The film takes place in a mall basement and concerns itself entirely with the internal politics of a witchy femme cult. The climate is not consulted.
Setting a feminist uprising in the basement of a corporate retail store named 'Free Eden' is not an accidental choice. The mall as a site of female labor, consumption, and rebellion gives the film a low-grade anti-capitalist hum, even if it never fully commits to the critique.
Body horror deployed in service of feminist themes necessarily engages with the female body as contested terrain, and the 'poisons' the women must face suggest some reckoning with bodily shame or societal pressure. The engagement is atmospheric rather than programmatic.
No neurodivergence themes, characters, or framing have been identified in any available material. The cult appears to be composed of neurotypical fruit-named employees.

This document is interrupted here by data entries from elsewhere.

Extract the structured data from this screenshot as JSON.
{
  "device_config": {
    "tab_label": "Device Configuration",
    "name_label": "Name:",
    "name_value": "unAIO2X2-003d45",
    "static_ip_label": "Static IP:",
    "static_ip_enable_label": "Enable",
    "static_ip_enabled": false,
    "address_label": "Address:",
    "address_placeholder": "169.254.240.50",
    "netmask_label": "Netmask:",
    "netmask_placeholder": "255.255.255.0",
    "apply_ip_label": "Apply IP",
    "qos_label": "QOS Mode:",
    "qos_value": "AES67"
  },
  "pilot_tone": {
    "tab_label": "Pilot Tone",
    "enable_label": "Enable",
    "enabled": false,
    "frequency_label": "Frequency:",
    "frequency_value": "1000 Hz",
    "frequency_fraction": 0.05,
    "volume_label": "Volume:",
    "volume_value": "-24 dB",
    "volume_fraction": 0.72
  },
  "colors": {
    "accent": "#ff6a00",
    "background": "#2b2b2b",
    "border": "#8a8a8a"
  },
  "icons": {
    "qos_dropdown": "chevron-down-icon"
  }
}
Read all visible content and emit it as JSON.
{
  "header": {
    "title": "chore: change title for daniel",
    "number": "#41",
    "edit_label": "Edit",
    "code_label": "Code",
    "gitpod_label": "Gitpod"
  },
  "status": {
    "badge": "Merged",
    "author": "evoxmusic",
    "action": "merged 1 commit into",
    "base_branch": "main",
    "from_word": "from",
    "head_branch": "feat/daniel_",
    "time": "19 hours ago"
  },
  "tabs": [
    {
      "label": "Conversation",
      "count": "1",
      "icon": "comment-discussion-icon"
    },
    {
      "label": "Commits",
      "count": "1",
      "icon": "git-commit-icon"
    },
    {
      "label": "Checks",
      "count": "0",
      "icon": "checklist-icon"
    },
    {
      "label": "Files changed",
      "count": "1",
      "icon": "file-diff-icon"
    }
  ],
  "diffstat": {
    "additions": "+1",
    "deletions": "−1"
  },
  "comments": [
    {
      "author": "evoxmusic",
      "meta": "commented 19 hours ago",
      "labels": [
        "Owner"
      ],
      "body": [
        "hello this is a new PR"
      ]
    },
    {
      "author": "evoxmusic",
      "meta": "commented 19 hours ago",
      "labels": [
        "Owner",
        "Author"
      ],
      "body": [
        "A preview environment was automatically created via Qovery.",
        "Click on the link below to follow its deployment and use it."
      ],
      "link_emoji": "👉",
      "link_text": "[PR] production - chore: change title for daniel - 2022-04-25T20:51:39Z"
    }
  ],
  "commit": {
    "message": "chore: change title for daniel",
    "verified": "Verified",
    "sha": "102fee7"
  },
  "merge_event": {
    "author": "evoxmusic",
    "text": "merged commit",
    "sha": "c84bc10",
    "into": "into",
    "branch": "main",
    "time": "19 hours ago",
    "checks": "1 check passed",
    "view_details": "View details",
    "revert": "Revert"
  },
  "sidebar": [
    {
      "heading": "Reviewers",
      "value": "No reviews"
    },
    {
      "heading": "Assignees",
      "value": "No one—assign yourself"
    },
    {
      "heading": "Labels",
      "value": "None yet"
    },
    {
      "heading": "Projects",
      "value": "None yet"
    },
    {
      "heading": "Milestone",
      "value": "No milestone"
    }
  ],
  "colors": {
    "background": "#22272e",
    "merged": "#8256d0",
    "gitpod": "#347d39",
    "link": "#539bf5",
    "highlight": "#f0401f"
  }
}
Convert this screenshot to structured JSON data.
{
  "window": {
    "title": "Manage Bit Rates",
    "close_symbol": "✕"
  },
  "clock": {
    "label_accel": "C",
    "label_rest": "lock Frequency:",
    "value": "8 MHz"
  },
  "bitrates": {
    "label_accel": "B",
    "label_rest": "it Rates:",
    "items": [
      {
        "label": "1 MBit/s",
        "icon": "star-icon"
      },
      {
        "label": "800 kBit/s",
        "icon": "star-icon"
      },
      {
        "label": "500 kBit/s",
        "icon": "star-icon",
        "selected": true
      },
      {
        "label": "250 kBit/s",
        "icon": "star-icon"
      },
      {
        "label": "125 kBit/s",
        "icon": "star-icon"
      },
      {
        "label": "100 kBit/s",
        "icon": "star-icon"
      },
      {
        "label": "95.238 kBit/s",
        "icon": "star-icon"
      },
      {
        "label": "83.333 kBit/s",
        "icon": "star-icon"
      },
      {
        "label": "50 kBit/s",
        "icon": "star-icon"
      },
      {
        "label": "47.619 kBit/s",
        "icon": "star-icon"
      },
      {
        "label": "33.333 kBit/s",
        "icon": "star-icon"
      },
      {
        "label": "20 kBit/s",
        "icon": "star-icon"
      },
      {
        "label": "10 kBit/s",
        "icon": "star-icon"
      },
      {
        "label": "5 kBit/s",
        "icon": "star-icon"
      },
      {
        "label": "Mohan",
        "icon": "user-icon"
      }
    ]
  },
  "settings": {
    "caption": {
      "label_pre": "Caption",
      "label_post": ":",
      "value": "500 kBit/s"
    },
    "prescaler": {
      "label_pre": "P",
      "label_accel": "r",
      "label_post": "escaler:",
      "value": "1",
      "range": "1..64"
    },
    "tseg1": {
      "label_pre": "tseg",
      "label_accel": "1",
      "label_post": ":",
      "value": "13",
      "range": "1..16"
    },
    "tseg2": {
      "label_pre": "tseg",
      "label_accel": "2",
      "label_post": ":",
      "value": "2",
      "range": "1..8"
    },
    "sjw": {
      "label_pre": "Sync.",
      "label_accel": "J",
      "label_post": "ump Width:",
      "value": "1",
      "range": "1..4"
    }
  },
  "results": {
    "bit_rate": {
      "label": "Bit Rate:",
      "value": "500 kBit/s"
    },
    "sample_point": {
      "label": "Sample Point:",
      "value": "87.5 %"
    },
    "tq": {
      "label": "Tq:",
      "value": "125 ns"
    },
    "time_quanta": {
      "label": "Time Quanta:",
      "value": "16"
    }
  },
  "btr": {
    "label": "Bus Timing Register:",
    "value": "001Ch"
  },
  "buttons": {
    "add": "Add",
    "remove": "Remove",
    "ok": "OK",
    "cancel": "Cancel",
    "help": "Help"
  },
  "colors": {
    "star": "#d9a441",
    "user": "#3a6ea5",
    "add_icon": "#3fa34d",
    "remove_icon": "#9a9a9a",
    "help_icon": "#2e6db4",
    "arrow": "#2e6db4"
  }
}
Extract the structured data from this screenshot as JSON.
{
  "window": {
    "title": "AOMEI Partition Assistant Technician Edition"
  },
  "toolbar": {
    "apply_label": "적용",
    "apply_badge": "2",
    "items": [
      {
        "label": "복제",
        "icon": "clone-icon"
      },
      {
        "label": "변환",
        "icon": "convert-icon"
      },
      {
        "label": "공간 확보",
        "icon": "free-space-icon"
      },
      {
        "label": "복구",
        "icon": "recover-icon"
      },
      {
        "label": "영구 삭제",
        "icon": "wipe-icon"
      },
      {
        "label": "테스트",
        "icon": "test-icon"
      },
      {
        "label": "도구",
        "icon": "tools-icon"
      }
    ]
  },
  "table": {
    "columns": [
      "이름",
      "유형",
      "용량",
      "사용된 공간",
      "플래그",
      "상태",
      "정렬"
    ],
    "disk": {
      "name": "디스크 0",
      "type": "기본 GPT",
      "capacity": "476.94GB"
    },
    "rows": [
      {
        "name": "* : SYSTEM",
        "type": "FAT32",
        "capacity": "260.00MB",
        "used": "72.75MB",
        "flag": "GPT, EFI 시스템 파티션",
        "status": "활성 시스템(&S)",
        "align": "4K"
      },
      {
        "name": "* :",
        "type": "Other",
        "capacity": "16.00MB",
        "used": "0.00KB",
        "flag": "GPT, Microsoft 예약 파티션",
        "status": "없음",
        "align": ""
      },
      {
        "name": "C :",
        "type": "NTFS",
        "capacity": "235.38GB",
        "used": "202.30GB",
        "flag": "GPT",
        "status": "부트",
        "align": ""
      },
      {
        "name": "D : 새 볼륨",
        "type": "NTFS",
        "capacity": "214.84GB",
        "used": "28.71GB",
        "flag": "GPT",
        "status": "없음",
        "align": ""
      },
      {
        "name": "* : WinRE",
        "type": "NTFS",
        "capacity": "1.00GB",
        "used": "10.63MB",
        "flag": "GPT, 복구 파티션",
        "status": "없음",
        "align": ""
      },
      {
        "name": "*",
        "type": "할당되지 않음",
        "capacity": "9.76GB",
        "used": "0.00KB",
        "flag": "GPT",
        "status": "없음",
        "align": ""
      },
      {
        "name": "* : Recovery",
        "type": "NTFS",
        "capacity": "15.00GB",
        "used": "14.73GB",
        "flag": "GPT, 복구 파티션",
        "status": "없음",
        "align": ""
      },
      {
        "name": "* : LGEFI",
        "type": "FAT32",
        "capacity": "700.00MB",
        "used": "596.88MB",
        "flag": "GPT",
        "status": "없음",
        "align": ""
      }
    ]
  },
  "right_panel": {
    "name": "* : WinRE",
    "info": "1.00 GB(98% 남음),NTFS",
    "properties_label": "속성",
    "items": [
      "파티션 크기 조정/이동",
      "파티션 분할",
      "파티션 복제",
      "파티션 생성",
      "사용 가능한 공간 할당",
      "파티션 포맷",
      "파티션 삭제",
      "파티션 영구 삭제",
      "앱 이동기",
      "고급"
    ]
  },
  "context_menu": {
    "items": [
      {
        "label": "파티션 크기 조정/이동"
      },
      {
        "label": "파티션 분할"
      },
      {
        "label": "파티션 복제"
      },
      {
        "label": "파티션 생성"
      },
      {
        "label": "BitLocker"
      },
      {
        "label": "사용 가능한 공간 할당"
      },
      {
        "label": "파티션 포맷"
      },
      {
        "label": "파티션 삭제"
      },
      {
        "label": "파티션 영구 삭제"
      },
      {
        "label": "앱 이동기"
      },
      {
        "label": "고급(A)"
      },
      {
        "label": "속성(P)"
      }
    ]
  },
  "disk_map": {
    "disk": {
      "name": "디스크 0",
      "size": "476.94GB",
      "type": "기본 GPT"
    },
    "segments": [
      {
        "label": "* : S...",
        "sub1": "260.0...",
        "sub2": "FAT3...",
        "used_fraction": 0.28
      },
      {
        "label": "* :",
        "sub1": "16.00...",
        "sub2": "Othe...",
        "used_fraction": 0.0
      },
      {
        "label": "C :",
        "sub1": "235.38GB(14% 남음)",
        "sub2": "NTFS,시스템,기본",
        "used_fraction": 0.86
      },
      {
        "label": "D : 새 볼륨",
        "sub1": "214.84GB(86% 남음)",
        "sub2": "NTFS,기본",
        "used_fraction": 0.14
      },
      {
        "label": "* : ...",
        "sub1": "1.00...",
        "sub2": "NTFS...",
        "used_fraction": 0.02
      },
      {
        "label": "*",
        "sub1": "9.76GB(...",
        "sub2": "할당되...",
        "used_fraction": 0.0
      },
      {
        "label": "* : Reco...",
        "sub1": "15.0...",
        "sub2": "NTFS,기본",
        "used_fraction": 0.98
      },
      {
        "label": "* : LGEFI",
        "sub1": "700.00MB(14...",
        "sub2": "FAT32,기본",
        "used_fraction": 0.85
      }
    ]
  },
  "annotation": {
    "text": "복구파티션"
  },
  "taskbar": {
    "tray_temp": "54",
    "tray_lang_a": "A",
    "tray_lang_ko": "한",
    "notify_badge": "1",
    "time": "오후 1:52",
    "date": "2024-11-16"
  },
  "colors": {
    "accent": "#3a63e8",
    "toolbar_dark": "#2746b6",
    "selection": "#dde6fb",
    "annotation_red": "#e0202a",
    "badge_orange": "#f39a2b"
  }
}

The film's 1990s aesthetic is deployed with a revisionist eye, critics noting that its version of mall culture 'never quite existed.' This is mild revisionism in service of satire rather than any sustained historical reinterpretation.
Critics specifically noted that the film 'bites off more than it can chew as an overwhelming feminist comedic-horror satire' and that its script is 'out of step with contemporary reality.' These are the precise symptoms of a film that cannot resist stopping to explain its own point. The lecture energy is high enough to have caused critical tonal instability.